Friday, May 15, 2015

Forgotten Books: The Golden Age - James Robinson

For years I had a trade paperback edition of this acclaimed comic book mini-series that came out in 1993, but I never got around to reading it. Recently I came across another copy of the same edition and decided it was time. I love DC's second-string heroes from the Golden Age, and they're what this series is all about.

James Robinson's script establishes an alternate version of the DC Universe from that era, as most of the heroes hang up their capes and masks and retire from crime-fighting after World War II. Some get married, some are successful in business, others battle mental problems, alcoholism, and other demons of their own. Yes, this is deconstruction, as Howard Chaykin mentions in his introduction to the collection, and by and large that's a technique I'm not fond of.

Robinson ventures even further into areas that bother me with the tired plot of using HUAC and a McCarthy-esque politician as villains. Yes, even by '93, we got it, and it would have been all right to stop beating us over the head with it. However, he throws a twist into the plot in the second half that pretty much redeems the storyline (although it involves a gimmick that was an even hoarier chestnut, even then), and overall this tale winds up having a nice elegiac feel to it.

Mostly I was just glad to see characters like Starman, Hourman, Johnny Quick, and the original Manhunter back in action again. In the mid-Sixties, Gardner Fox revived many of DC's Golden Age heroes in the anthology title SHOWCASE, scripting stories that featured Dr. Fate, Black Canary, Starman, Hourman, Wildcat, and The Spectre, among others that I'm probably forgetting. This was the first time I'd encountered those characters, and those remain some of my favorite DC stories from that era.

But getting back to THE GOLDEN AGE, while I had some problems with Robinson's script, the art by Paul Smith is spectacular. The final full-page panel, which represents a passing of the torch to DC's Silver Age heroes, almost had me a little misty-eyed.

So in the view of this comics curmudgeon, while THE GOLDEN AGE isn't the classic that many fans believe it to be, it's still a good story with some great art and a considerable amount of nostalgia value. I'm glad I finally got around to reading it. (I wonder if those SHOWCASE issues from the mid-Sixties have been reprinted. I need to go check on that...) 

7 comments:

Scott Parker said...

I *think* I have this. Most of my comics are in boxes and bags and don't often thumb through them. Like you, those JSA heroes--the ones that would always team up with the JLA once a year--were great and just a little different.
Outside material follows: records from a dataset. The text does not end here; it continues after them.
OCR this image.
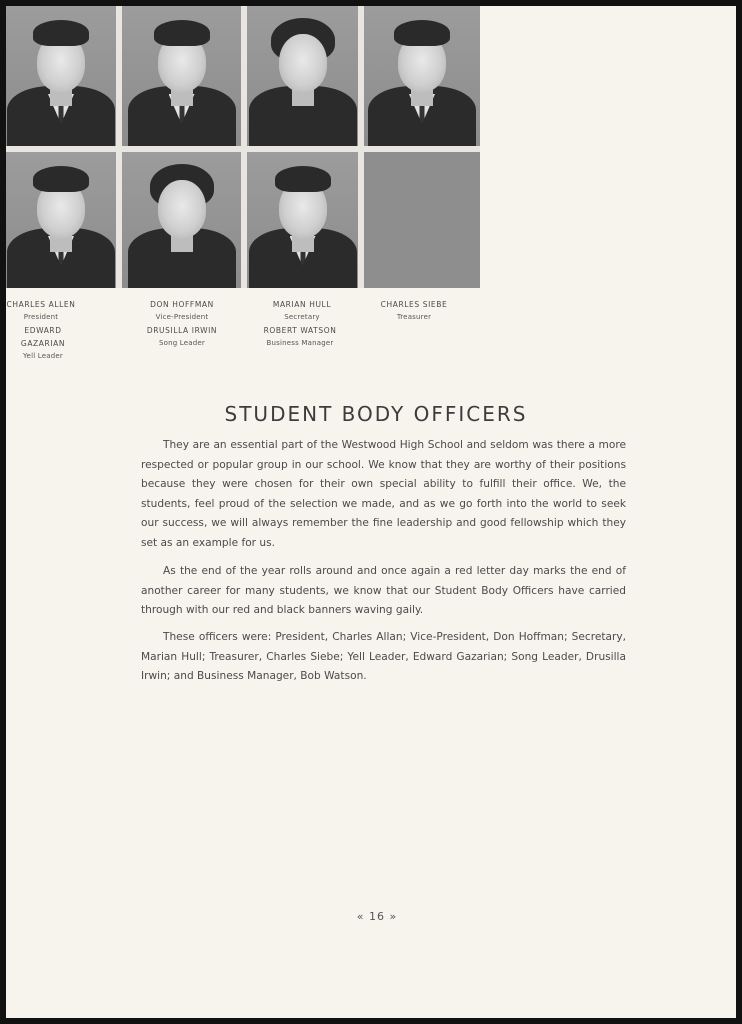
CHARLES ALLEN
President
DON HOFFMAN
Vice-President
MARIAN HULL
Secretary
CHARLES SIEBE
Treasurer
EDWARD GAZARIAN
Yell Leader
DRUSILLA IRWIN
Song Leader
ROBERT WATSON
Business Manager
STUDENT BODY OFFICERS

They are an essential part of the Westwood High School and seldom was there a more respected or popular group in our school. We know that they are worthy of their positions because they were chosen for their own special ability to fulfill their office. We, the students, feel proud of the selection we made, and as we go forth into the world to seek our success, we will always remember the fine leadership and good fellowship which they set as an example for us.

As the end of the year rolls around and once again a red letter day marks the end of another career for many students, we know that our Student Body Officers have carried through with our red and black banners waving gaily.

These officers were: President, Charles Allan; Vice-President, Don Hoffman; Secretary, Marian Hull; Treasurer, Charles Siebe; Yell Leader, Edward Gazarian; Song Leader, Drusilla Irwin; and Business Manager, Bob Watson.

« 16 »
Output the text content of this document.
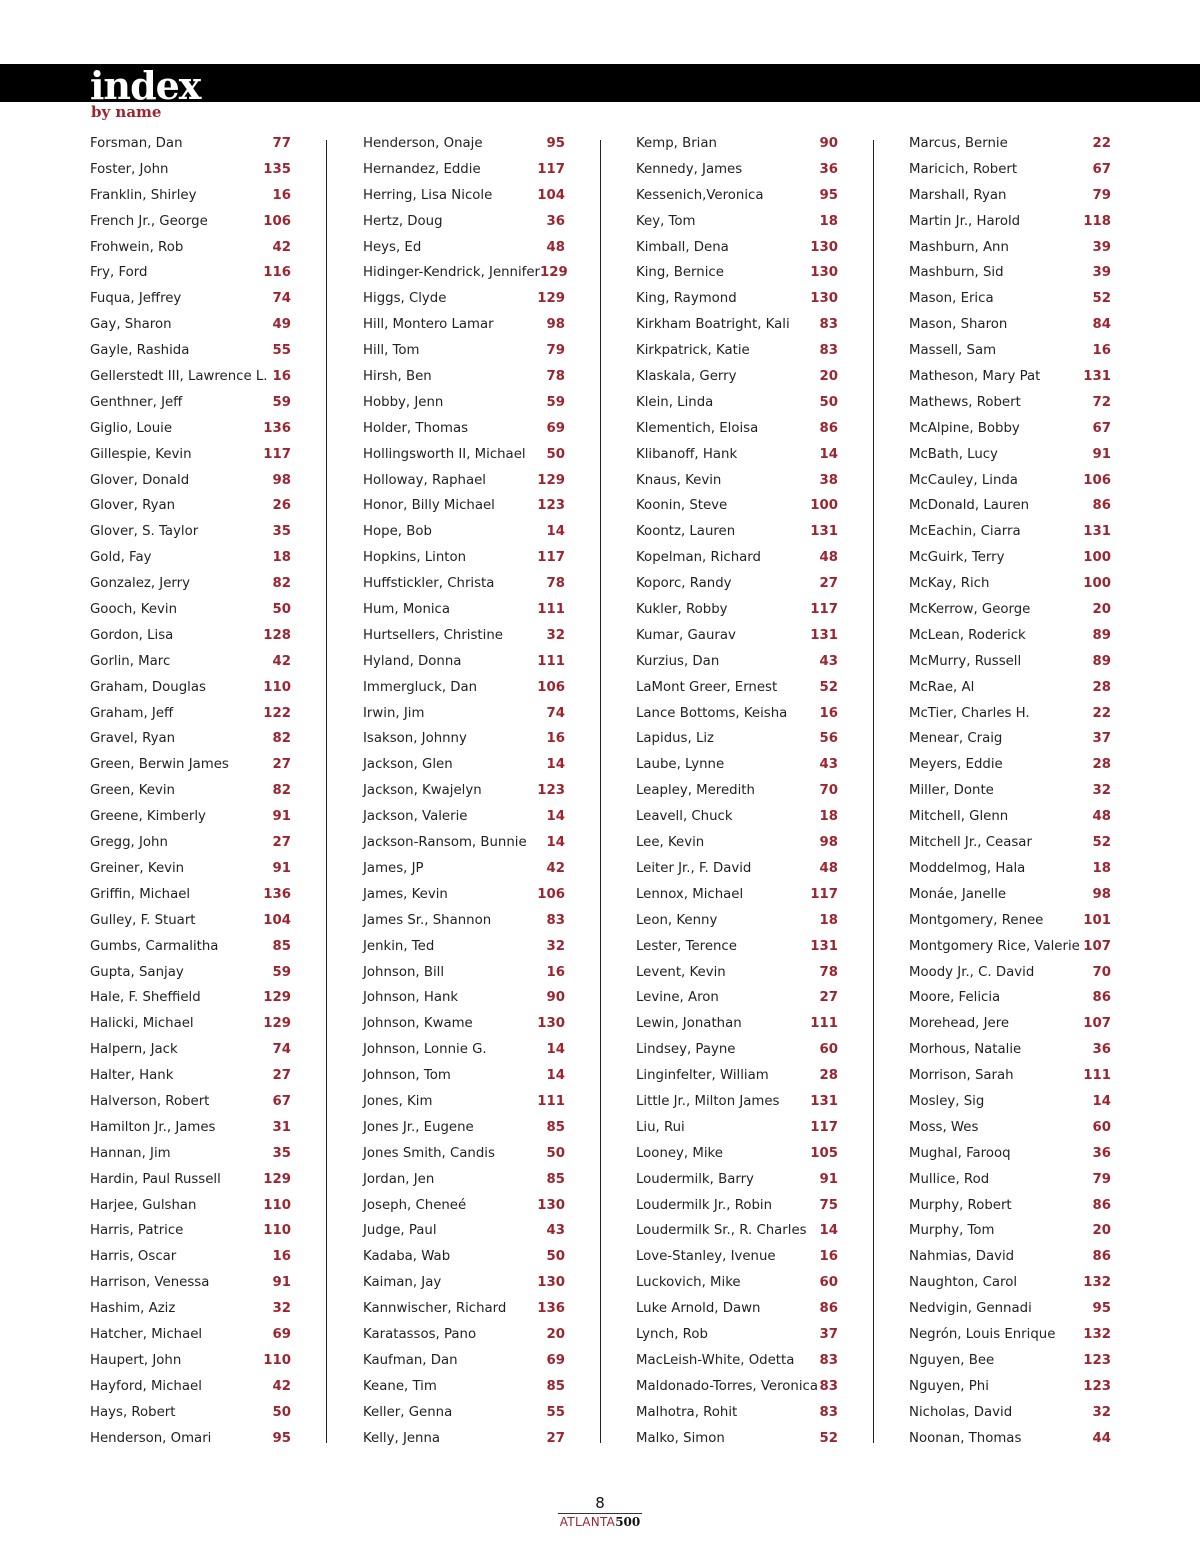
index
by name
Forsman, Dan	77
Foster, John	135
Franklin, Shirley	16
French Jr., George	106
Frohwein, Rob	42
Fry, Ford	116
Fuqua, Jeffrey	74
Gay, Sharon	49
Gayle, Rashida	55
Gellerstedt III, Lawrence L. 16
Genthner, Jeff	59
Giglio, Louie	136
Gillespie, Kevin	117
Glover, Donald	98
Glover, Ryan	26
Glover, S. Taylor	35
Gold, Fay	18
Gonzalez, Jerry	82
Gooch, Kevin	50
Gordon, Lisa	128
Gorlin, Marc	42
Graham, Douglas	110
Graham, Jeff	122
Gravel, Ryan	82
Green, Berwin James	27
Green, Kevin	82
Greene, Kimberly	91
Gregg, John	27
Greiner, Kevin	91
Griffin, Michael	136
Gulley, F. Stuart	104
Gumbs, Carmalitha	85
Gupta, Sanjay	59
Hale, F. Sheffield	129
Halicki, Michael	129
Halpern, Jack	74
Halter, Hank	27
Halverson, Robert	67
Hamilton Jr., James	31
Hannan, Jim	35
Hardin, Paul Russell	129
Harjee, Gulshan	110
Harris, Patrice	110
Harris, Oscar	16
Harrison, Venessa	91
Hashim, Aziz	32
Hatcher, Michael	69
Haupert, John	110
Hayford, Michael	42
Hays, Robert	50
Henderson, Omari	95
Henderson, Onaje	95
Hernandez, Eddie	117
Herring, Lisa Nicole	104
Hertz, Doug	36
Heys, Ed	48
Hidinger-Kendrick, Jennifer 129
Higgs, Clyde	129
Hill, Montero Lamar	98
Hill, Tom	79
Hirsh, Ben	78
Hobby, Jenn	59
Holder, Thomas	69
Hollingsworth II, Michael 50
Holloway, Raphael	129
Honor, Billy Michael	123
Hope, Bob	14
Hopkins, Linton	117
Huffstickler, Christa	78
Hum, Monica	111
Hurtsellers, Christine	32
Hyland, Donna	111
Immergluck, Dan	106
Irwin, Jim	74
Isakson, Johnny	16
Jackson, Glen	14
Jackson, Kwajelyn	123
Jackson, Valerie	14
Jackson-Ransom, Bunnie 14
James, JP	42
James, Kevin	106
James Sr., Shannon	83
Jenkin, Ted	32
Johnson, Bill	16
Johnson, Hank	90
Johnson, Kwame	130
Johnson, Lonnie G.	14
Johnson, Tom	14
Jones, Kim	111
Jones Jr., Eugene	85
Jones Smith, Candis	50
Jordan, Jen	85
Joseph, Cheneé	130
Judge, Paul	43
Kadaba, Wab	50
Kaiman, Jay	130
Kannwischer, Richard 136
Karatassos, Pano	20
Kaufman, Dan	69
Keane, Tim	85
Keller, Genna	55
Kelly, Jenna	27
Kemp, Brian	90
Kennedy, James	36
Kessenich,Veronica	95
Key, Tom	18
Kimball, Dena	130
King, Bernice	130
King, Raymond	130
Kirkham Boatright, Kali 83
Kirkpatrick, Katie	83
Klaskala, Gerry	20
Klein, Linda	50
Klementich, Eloisa	86
Klibanoff, Hank	14
Knaus, Kevin	38
Koonin, Steve	100
Koontz, Lauren	131
Kopelman, Richard	48
Koporc, Randy	27
Kukler, Robby	117
Kumar, Gaurav	131
Kurzius, Dan	43
LaMont Greer, Ernest	52
Lance Bottoms, Keisha 16
Lapidus, Liz	56
Laube, Lynne	43
Leapley, Meredith	70
Leavell, Chuck	18
Lee, Kevin	98
Leiter Jr., F. David	48
Lennox, Michael	117
Leon, Kenny	18
Lester, Terence	131
Levent, Kevin	78
Levine, Aron	27
Lewin, Jonathan	111
Lindsey, Payne	60
Linginfelter, William	28
Little Jr., Milton James 131
Liu, Rui	117
Looney, Mike	105
Loudermilk, Barry	91
Loudermilk Jr., Robin	75
Loudermilk Sr., R. Charles 14
Love-Stanley, Ivenue	16
Luckovich, Mike	60
Luke Arnold, Dawn	86
Lynch, Rob	37
MacLeish-White, Odetta 83
Maldonado-Torres, Veronica 83
Malhotra, Rohit	83
Malko, Simon	52
Marcus, Bernie	22
Maricich, Robert	67
Marshall, Ryan	79
Martin Jr., Harold	118
Mashburn, Ann	39
Mashburn, Sid	39
Mason, Erica	52
Mason, Sharon	84
Massell, Sam	16
Matheson, Mary Pat	131
Mathews, Robert	72
McAlpine, Bobby	67
McBath, Lucy	91
McCauley, Linda	106
McDonald, Lauren	86
McEachin, Ciarra	131
McGuirk, Terry	100
McKay, Rich	100
McKerrow, George	20
McLean, Roderick	89
McMurry, Russell	89
McRae, Al	28
McTier, Charles H.	22
Menear, Craig	37
Meyers, Eddie	28
Miller, Donte	32
Mitchell, Glenn	48
Mitchell Jr., Ceasar	52
Moddelmog, Hala	18
Monáe, Janelle	98
Montgomery, Renee	101
Montgomery Rice, Valerie 107
Moody Jr., C. David	70
Moore, Felicia	86
Morehead, Jere	107
Morhous, Natalie	36
Morrison, Sarah	111
Mosley, Sig	14
Moss, Wes	60
Mughal, Farooq	36
Mullice, Rod	79
Murphy, Robert	86
Murphy, Tom	20
Nahmias, David	86
Naughton, Carol	132
Nedvigin, Gennadi	95
Negrón, Louis Enrique 132
Nguyen, Bee	123
Nguyen, Phi	123
Nicholas, David	32
Noonan, Thomas	44
8
ATLANTA500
If I had to account for some of my love of history, I would certainly count the golden age heroes. I loved that they fought in WWII and was a great fan of All-Star Squadron.
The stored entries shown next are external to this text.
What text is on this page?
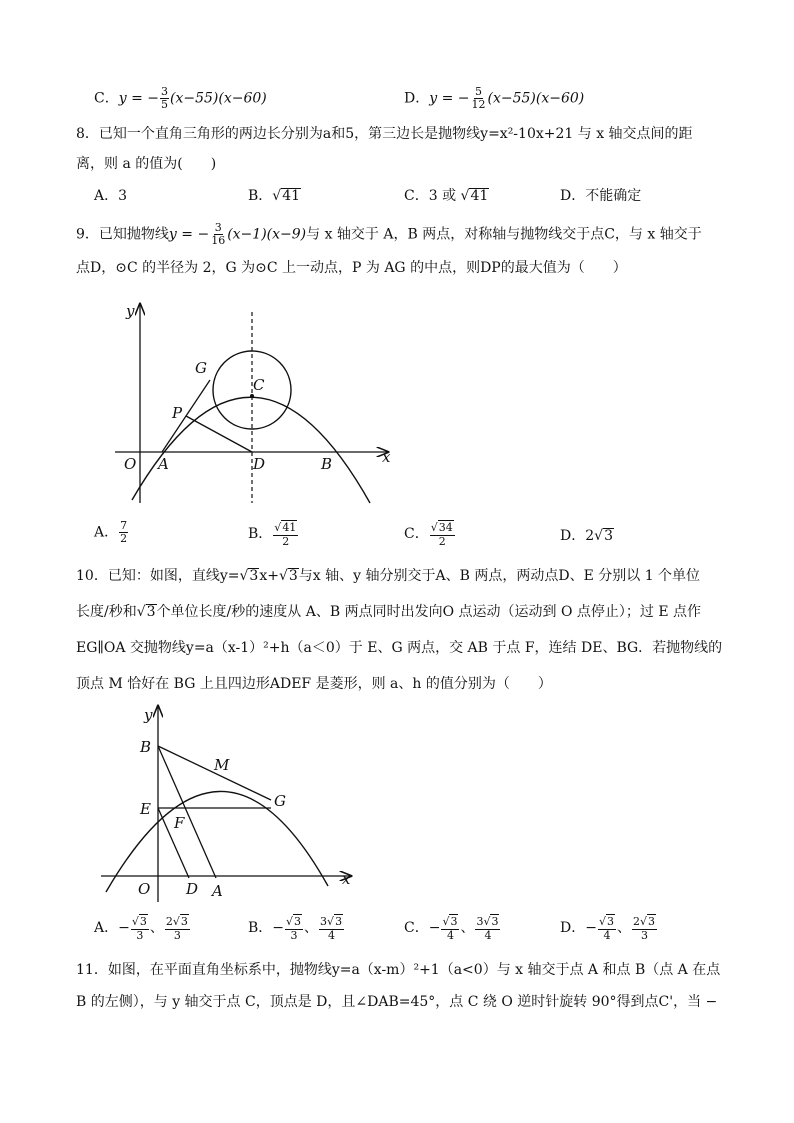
C．y = − $\frac{3}{5} (x-55)(x-60)$	D．y = − $\frac{5}{12} (x-55)(x-60)$
8．已知一个直角三角形的两边长分别为a和5，第三边长是抛物线y=x²-10x+21 与 x 轴交点间的距
离，则 a 的值为(　　)
A．3	B．√41	C．3 或 √41	D．不能确定
9．已知抛物线y = − $\frac{3}{16} (x-1)(x-9)$与 x 轴交于 A，B 两点，对称轴与抛物线交于点C，与 x 轴交于
点D，⊙C 的半径为 2，G 为⊙C 上一动点，P 为 AG 的中点，则DP的最大值为（　　）
y
x
O A	D	B
C
G
P
A． $\frac{7}{2}$	B． $\frac{√41}{2}$	C． $\frac{√34}{2}$	D．2√3
10．已知：如图，直线y=√3x+√3与x 轴、y 轴分别交于A、B 两点，两动点D、E 分别以 1 个单位
长度/秒和√3个单位长度/秒的速度从 A、B 两点同时出发向O 点运动（运动到 O 点停止）；过 E 点作
EG∥OA 交抛物线y=a（x-1）²+h（a＜0）于 E、G 两点，交 AB 于点 F，连结 DE、BG．若抛物线的
顶点 M 恰好在 BG 上且四边形ADEF 是菱形，则 a、h 的值分别为（　　）
y
x
O
B
M
E	G
F
D A
A．− $\frac{√3}{3}$ 、 $\frac{2√3}{3}$	B．− $\frac{√3}{3}$ 、 $\frac{3√3}{4}$	C．− $\frac{√3}{4}$ 、 $\frac{3√3}{4}$	D．− $\frac{√3}{4}$ 、 $\frac{2√3}{3}$
11．如图，在平面直角坐标系中，抛物线y=a（x-m）²+1（a<0）与 x 轴交于点 A 和点 B（点 A 在点
B 的左侧），与 y 轴交于点 C，顶点是 D，且∠DAB=45°，点 C 绕 O 逆时针旋转 90°得到点C'，当 −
I like the idea of characters and heroes actually aging. John Byrne did that with GENERATIONS and Batman and Superman.

DC has published love of SHOWCASE anthologies in black-and-white editions. It's usually tied to a central character--Bat Last--or a title--Brave and the Bold. There's a lot of them. There's a Wikipedia page that lists them all. Marvel does the same thing with...I think it's called ESSENTIALS. You do miss the color, but the stories still ring true.

Prashant C. Trikannad said...

This is new to me and definitely worth checking out. I'm not familiar with all of DC's "second-string heroes."

James Reasoner said...

I have a lot of the SHOWCASE and ESSENTIALS volumes and generally enjoy them. I've found that horror, war, and Western comics hold up pretty well in black and white, but I really miss the color in the superhero stuff. But I'm still glad to be able to read those old stories again.

John Hegenberger said...

This is in my 'keeper' pile. Of course, so are 20,000 other comics.

R.K. Robinson said...

I enjoyed this one when I read it not long after it was published - I was going to the comic shop every Wednesday then - and probably still have it, though I did get rid of a lot of comics I kep most of the trade collections.

George said...

This looks great! I'm ordering it right now!

Chap O'Keefe said...

That's a good point, James, about how US color comics in some genres reprint satisfactorily without the color. Back in the seventies, when I wrote scripts for Charlton they were rather dilatory about sending complimentary copies. Often I saw the stories first in the b&w Australian reprints which were readily available in New Zealand. Ditko and Sutton horror stood up well without color.